Compensation: Something, usually money, paid in exchange for a product, service or the right to use certain intellectual property.
Conditions: A set of requirements that must be met before something can occur or be done. The owner of intellectual property may require that certain conditions be met as part of authorizing the use of the property.
Copyright: Protection by statute or by the common law, giving authors and artists exclusive right to publish their works or to determine who may publish or use their works. When by statute, copyright is exclusively a matter of federal law.
Copyright infringement: The offense of unauthorized use of a work protected by copyright. The legal penalties for copyright infringement can include the infringer paying the actual dollar amount of damages and profits plus attorneys’ fees and court costs. In some cases, the infringer can go to jail.
End-user license agreement (EULA): A legal contract between the manufacturer and/or author/artist and the end user of a product.
Free: Without cost or payment of any type.
Intellectual property (IP): Intangible property such as literary works, manuscripts, works of art, inventions, concepts, ideas and so on. Intellectual property is often offered protection under patents, trademarks, copyrights and trade secrets.
License: A permit to own or use something, do a particular thing, or carry on a trade. As it relates to intellectual property such as images, a license is the agreement under which the licensor (typically the entity that owns the property) agrees to not invoke ownership protection laws when the licensee uses the property covered by the license. The license usually includes specific conditions for the use of the covered intellectual property.
Limitations: A restriction; a limiting rule or circumstance. Often agreements to use intellectual property such as photographs will carry some type of limitations.
Model release: A legal release signed by the subject of a photograph (or that individual’s legal representative in the case of a minor or someone without the capacity to sign) granting permission to publish the photograph.
Property release: A legal release signed by the owner of property used in a photograph or video granting permission to use or publish the photograph or video.
Public domain: The state of belonging or being available to the public as a whole and therefore not subject to copyright. The term public domain typically applies to the status of a literary work or an invention whose copyright or patent has expired or that never had such protection.
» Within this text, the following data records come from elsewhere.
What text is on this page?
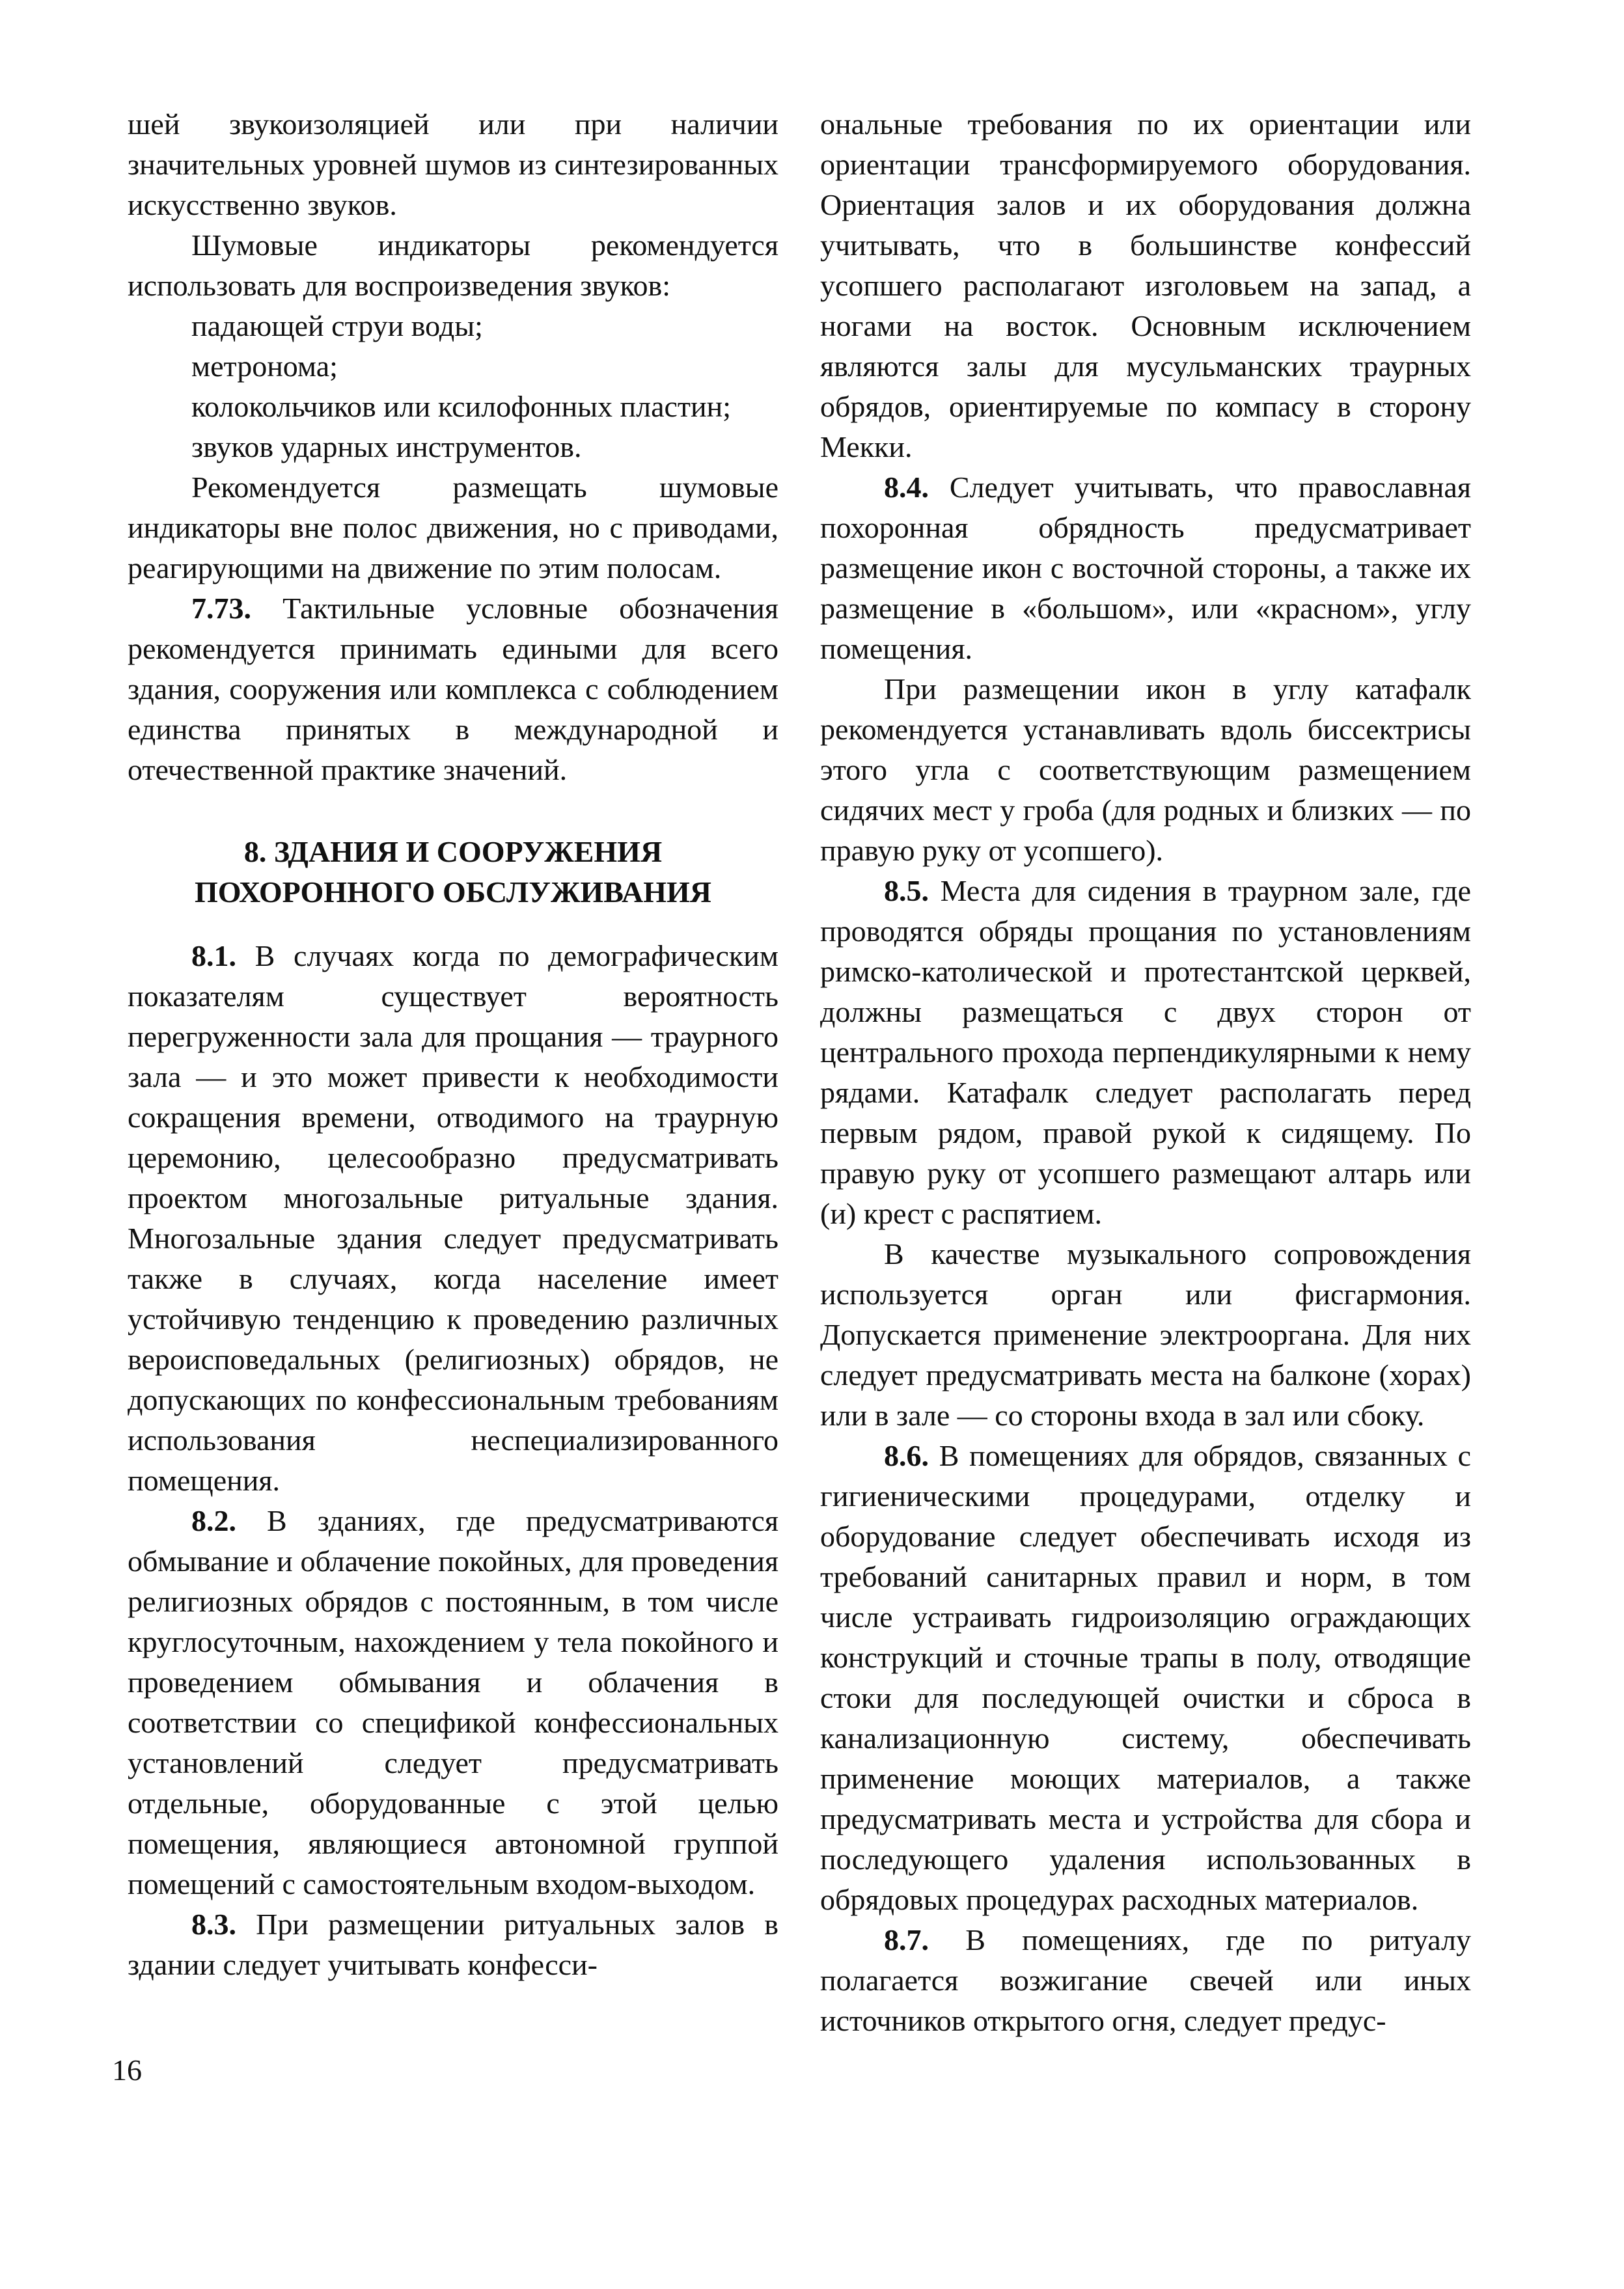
шей звукоизоляцией или при наличии значительных уровней шумов из синтезированных искусственно звуков.

Шумовые индикаторы рекомендуется использовать для воспроизведения звуков:

падающей струи воды;

метронома;

колокольчиков или ксилофонных пластин;

звуков ударных инструментов.

Рекомендуется размещать шумовые индикаторы вне полос движения, но с приводами, реагирующими на движение по этим полосам.

7.73. Тактильные условные обозначения рекомендуется принимать едиными для всего здания, сооружения или комплекса с соблюдением единства принятых в международной и отечественной практике значений.

8. ЗДАНИЯ И СООРУЖЕНИЯ
ПОХОРОННОГО ОБСЛУЖИВАНИЯ

8.1. В случаях когда по демографическим показателям существует вероятность перегруженности зала для прощания — траурного зала — и это может привести к необходимости сокращения времени, отводимого на траурную церемонию, целесообразно предусматривать проектом многозальные ритуальные здания. Многозальные здания следует предусматривать также в случаях, когда население имеет устойчивую тенденцию к проведению различных вероисповедальных (религиозных) обрядов, не допускающих по конфессиональным требованиям использования неспециализированного помещения.

8.2. В зданиях, где предусматриваются обмывание и облачение покойных, для проведения религиозных обрядов с постоянным, в том числе круглосуточным, нахождением у тела покойного и проведением обмывания и облачения в соответствии со спецификой конфессиональных установлений следует предусматривать отдельные, оборудованные с этой целью помещения, являющиеся автономной группой помещений с самостоятельным входом-выходом.

8.3. При размещении ритуальных залов в здании следует учитывать конфесси-

ональные требования по их ориентации или ориентации трансформируемого оборудования. Ориентация залов и их оборудования должна учитывать, что в большинстве конфессий усопшего располагают изголовьем на запад, а ногами на восток. Основным исключением являются залы для мусульманских траурных обрядов, ориентируемые по компасу в сторону Мекки.

8.4. Следует учитывать, что православная похоронная обрядность предусматривает размещение икон с восточной стороны, а также их размещение в «большом», или «красном», углу помещения.

При размещении икон в углу катафалк рекомендуется устанавливать вдоль биссектрисы этого угла с соответствующим размещением сидячих мест у гроба (для родных и близких — по правую руку от усопшего).

8.5. Места для сидения в траурном зале, где проводятся обряды прощания по установлениям римско-католической и протестантской церквей, должны размещаться с двух сторон от центрального прохода перпендикулярными к нему рядами. Катафалк следует располагать перед первым рядом, правой рукой к сидящему. По правую руку от усопшего размещают алтарь или (и) крест с распятием.

В качестве музыкального сопровождения используется орган или фисгармония. Допускается применение электрооргана. Для них следует предусматривать места на балконе (хорах) или в зале — со стороны входа в зал или сбоку.

8.6. В помещениях для обрядов, связанных с гигиеническими процедурами, отделку и оборудование следует обеспечивать исходя из требований санитарных правил и норм, в том числе устраивать гидроизоляцию ограждающих конструкций и сточные трапы в полу, отводящие стоки для последующей очистки и сброса в канализационную систему, обеспечивать применение моющих материалов, а также предусматривать места и устройства для сбора и последующего удаления использованных в обрядовых процедурах расходных материалов.

8.7. В помещениях, где по ритуалу полагается возжигание свечей или иных источников открытого огня, следует предус-

16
Restrictions: See limitations.
Right(s): Related to the use of intellectual property, rights refers to the proprietary, contractual or legal rights to use the property in a specified manner or manners.
Royalty-free (RF): The right to use copyrighted material or intellectual property without paying royalties or license fees for each use. The “free” in royalty-free does not mean there is no cost to use the material; it means that you typically pay a one-time fee that covers a stipulated use or time period.